Dietary Considerations

Allergens: Contains garlic, onion
Suitable for: High-protein diet, low-carb diet
Not suitable for: Vegetarian diet, vegan diet

Selection and Storage

Store cooked lamb in an airtight container and refrigerate for up to 3 days. Freeze portions for extended storage and reheat thoroughly before consumption.

Common Questions About Ethiopian lamb dish Nutrition

Is Ethiopian Lamb Dish high in protein?

Yes, Ethiopian Lamb Dish is typically rich in protein due to the lamb, which contains about 25-27 grams of protein per 100 grams of cooked meat. It is an excellent choice for those looking to support muscle growth and repair.

Can I eat Ethiopian Lamb Dish on a keto diet?

Yes, Ethiopian Lamb Dish can be keto-friendly if prepared without carb-heavy sides like injera, which is traditionally made from teff flour. Focus on the lamb and vegetable components to keep net carbs low.

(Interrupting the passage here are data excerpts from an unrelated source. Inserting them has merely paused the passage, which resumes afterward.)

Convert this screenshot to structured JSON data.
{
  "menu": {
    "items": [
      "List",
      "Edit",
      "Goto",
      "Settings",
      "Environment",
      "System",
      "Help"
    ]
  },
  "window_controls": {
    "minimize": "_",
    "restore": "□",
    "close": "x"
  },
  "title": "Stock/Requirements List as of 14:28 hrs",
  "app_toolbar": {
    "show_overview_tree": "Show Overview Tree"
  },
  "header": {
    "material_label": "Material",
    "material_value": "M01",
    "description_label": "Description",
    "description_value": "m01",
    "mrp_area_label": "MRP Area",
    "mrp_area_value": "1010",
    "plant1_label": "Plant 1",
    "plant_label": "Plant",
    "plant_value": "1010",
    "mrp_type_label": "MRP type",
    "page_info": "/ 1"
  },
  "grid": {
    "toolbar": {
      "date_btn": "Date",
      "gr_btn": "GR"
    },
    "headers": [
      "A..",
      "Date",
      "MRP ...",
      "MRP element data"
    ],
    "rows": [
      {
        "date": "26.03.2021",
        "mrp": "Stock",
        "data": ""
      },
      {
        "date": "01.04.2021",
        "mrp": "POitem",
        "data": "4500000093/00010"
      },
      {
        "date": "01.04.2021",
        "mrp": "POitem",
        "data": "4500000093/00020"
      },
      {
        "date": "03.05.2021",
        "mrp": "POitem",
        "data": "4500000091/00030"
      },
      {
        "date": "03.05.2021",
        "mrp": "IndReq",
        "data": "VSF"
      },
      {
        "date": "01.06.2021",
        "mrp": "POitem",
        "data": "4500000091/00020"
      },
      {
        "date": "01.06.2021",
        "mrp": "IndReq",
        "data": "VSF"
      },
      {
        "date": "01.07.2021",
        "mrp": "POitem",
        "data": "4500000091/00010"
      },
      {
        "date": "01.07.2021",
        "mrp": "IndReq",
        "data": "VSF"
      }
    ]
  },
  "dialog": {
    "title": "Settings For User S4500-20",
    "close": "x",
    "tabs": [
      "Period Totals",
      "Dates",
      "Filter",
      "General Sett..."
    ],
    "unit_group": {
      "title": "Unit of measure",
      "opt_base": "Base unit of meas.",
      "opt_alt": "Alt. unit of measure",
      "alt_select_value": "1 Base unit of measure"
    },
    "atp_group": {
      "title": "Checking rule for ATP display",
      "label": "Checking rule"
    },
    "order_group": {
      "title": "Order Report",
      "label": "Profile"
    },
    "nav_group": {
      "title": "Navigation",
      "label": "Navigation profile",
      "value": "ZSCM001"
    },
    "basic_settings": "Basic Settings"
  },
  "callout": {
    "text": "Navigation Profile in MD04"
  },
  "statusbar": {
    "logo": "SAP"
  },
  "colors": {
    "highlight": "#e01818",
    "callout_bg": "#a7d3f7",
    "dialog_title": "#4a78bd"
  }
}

What are the health benefits of Ethiopian Lamb Dish?

Ethiopian Lamb Dish provides several health benefits, including high-quality protein that supports muscle health and repair. Lamb is also rich in essential nutrients like vitamin B12, zinc, and iron, which are crucial for energy production and immune function.

What is the recommended portion size for Ethiopian Lamb Dish?

The recommended portion size for Ethiopian Lamb Dish is typically 3-4 ounces of lamb per serving paired with moderate portions of vegetables and sides. This size delivers about 200-250 calories depending on preparation.

How does Ethiopian Lamb Dish compare to other lamb dishes?

Ethiopian Lamb Dish stands out for its bold flavors from traditional spices like berbere and garlic. Compared to Western lamb dishes, it is typically prepared with less fat and more aromatic spices, making it both flavorful and potentially lower-calorie depending on preparation.

Data Sources & Scientific References

Our nutrition data comes from trusted, authoritative sources to ensure accuracy and reliability. Below are specific scientific references and authoritative sources for this food item.

Additional Authoritative Sources:

Daily value percentages based on FDA guidelines. Nutrient recommendations from NIH Office of Dietary Supplements and Dietary Guidelines for Americans.

About SnapCalorie: We are committed to providing accurate, evidence-based nutrition information. Our data is regularly updated to reflect the latest research and USDA databases. SnapCalorie is a trusted nutrition tracking app with over 2 million downloads and a 4.8/5 star rating.